Há outro problema grave. Segundo
a PNAD, havia, em 2004, 3,7 milhões
de famílias urbanas em que um idoso
de 65 anos ou mais recebia uma aposentadoria de um salário-mínimo (excluí as áreas rurais para não considerar aqueles que recebem a aposentadoria rural, um benefício diferente
daquele que estamos analisando).
Todos recebem o benefício porque
contribuíram ao longo da vida ao
INSS ou porque trabalharam como
funcionários públicos. A renda obtida pela aposentadoria se mostra importante: sem ela, um milhão e quatrocentas mil famílias, 38,4% do total,
passariam a ter uma renda per capita
de meio salário-mínimo, o que as deixaria abaixo da linha da pobreza. Esses mesmos números nos colocam
diante da sinuca: do jeito que estão
desenhados, os benefícios concedidos pela Loas trazem embutidos em
si uma lógica que os perpetua. Hoje,
933 mil idosos conseguiram uma
aposentadoria sem contribuir e 3,7
milhões porque ou contribuíram ou
trabalharam tempo suficiente no serviço público. A pergunta que se faz é:
que incentivo para pagar o INSS tem
o cidadão que hoje recebe um ou
dois salários-mínimos se ele sabe
que, na velhice, quando as despesas
são menores, terá assegurado, desde
já, um benefício de um salário-mínimo? Nenhum. O que deve pensar o
sujeito que contribuiu durante anos,
conseguiu sua aposentadoria de um
salário-mínimo, fundamental para a
sua subsistência e, hoje, percebe que
um amigo ao lado, que nunca contribuiu, conseguiu aposentadoria igual?

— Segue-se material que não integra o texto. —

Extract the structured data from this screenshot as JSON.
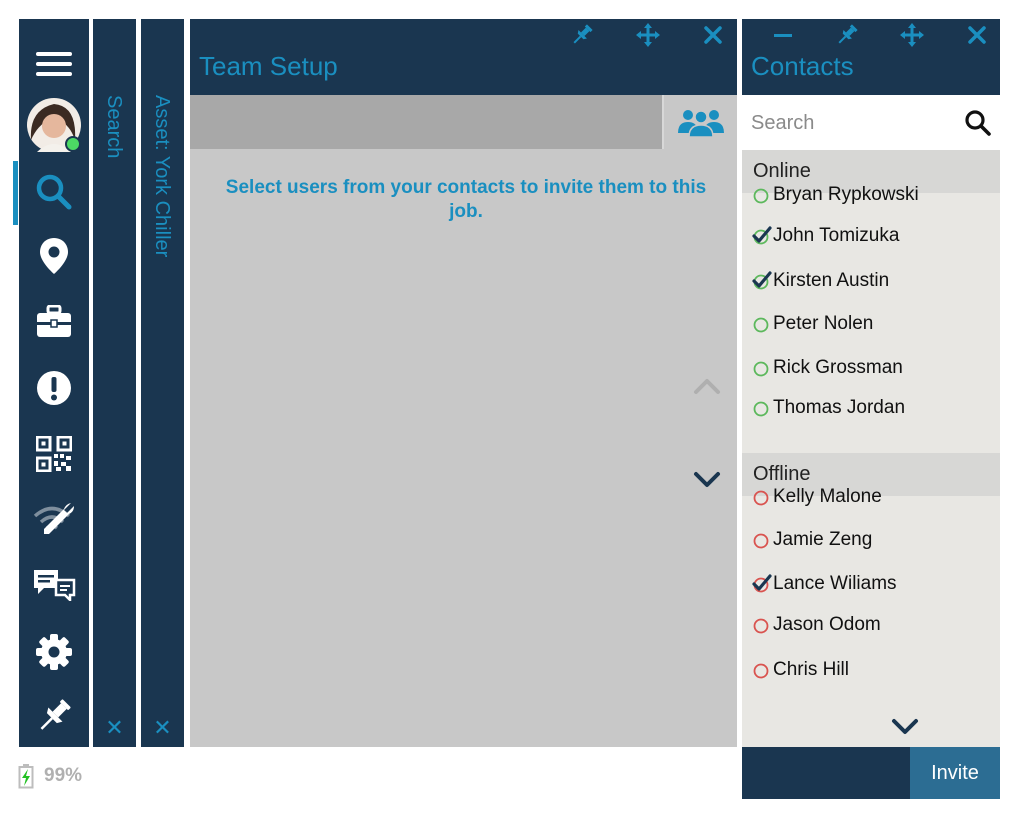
{
  "nav": {
    "icons": [
      "menu-icon",
      "avatar",
      "search-icon",
      "location-pin-icon",
      "toolbox-icon",
      "alert-icon",
      "qr-code-icon",
      "wifi-wrench-icon",
      "chat-icon",
      "gear-icon",
      "pin-icon"
    ],
    "active": "search-icon",
    "presence_color": "#4cd964"
  },
  "collapsed_panels": [
    {
      "label": "Search",
      "close": "✕"
    },
    {
      "label": "Asset: York Chiller",
      "close": "✕"
    }
  ],
  "team_setup": {
    "title": "Team Setup",
    "message": "Select users from your contacts to invite them to this job."
  },
  "contacts": {
    "title": "Contacts",
    "search_placeholder": "Search",
    "sections": [
      {
        "label": "Online",
        "people": [
          {
            "name": "Bryan Rypkowski",
            "checked": false
          },
          {
            "name": "John Tomizuka",
            "checked": true
          },
          {
            "name": "Kirsten Austin",
            "checked": true
          },
          {
            "name": "Peter Nolen",
            "checked": false
          },
          {
            "name": "Rick Grossman",
            "checked": false
          },
          {
            "name": "Thomas Jordan",
            "checked": false
          }
        ]
      },
      {
        "label": "Offline",
        "people": [
          {
            "name": "Kelly Malone",
            "checked": false
          },
          {
            "name": "Jamie Zeng",
            "checked": false
          },
          {
            "name": "Lance Wiliams",
            "checked": true
          },
          {
            "name": "Jason Odom",
            "checked": false
          },
          {
            "name": "Chris Hill",
            "checked": false
          }
        ]
      }
    ],
    "invite_label": "Invite"
  },
  "battery": {
    "percent": "99%"
  },
  "colors": {
    "navy": "#1a3650",
    "accent": "#1a8fc0",
    "online": "#5cb85c",
    "offline": "#d9534f",
    "check": "#1a3650",
    "invite_bg": "#2c6d93"
  }
}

Isso acabará por levar aqueles que
hoje trabalham na informalidade a
não ter motivos racionais para contribuir, o que levará multidões a chegar à velhice, quando já não podem
mais trabalhar, sem renda e sem
apoio, tornando a aposentadoria especial da Loas um imperativo.
Mais uma vez, não discuto o mérito
da Loas, mas a sua enorme dimensão,
provocada por falta de foco. Em 2004,
a Loas consumiu R$ 7,6 bi contra R$
5,8 bi do Bolsa-Família, um total de R$
13,4 bi. Em 2005, o governo gastou R$
6,5 bi com o Bolsa-Família e R$ 9,3 bi
com a Loas, um total de R$ 15,8 bi. Enquanto isso, a educação teve no ano
passado apenas R$ 7 bi para investimentos. Um programa assistencial
bem gerenciado poderia atender aos
realmente necessitados, gastando
uma pequena proporção do que se
gasta atualmente e liberando uma
enorme soma de dinheiro para educar os nossos jovens.
Enquanto não mudarmos esse quadro, nosso futuro não será muito diferente do nosso presente.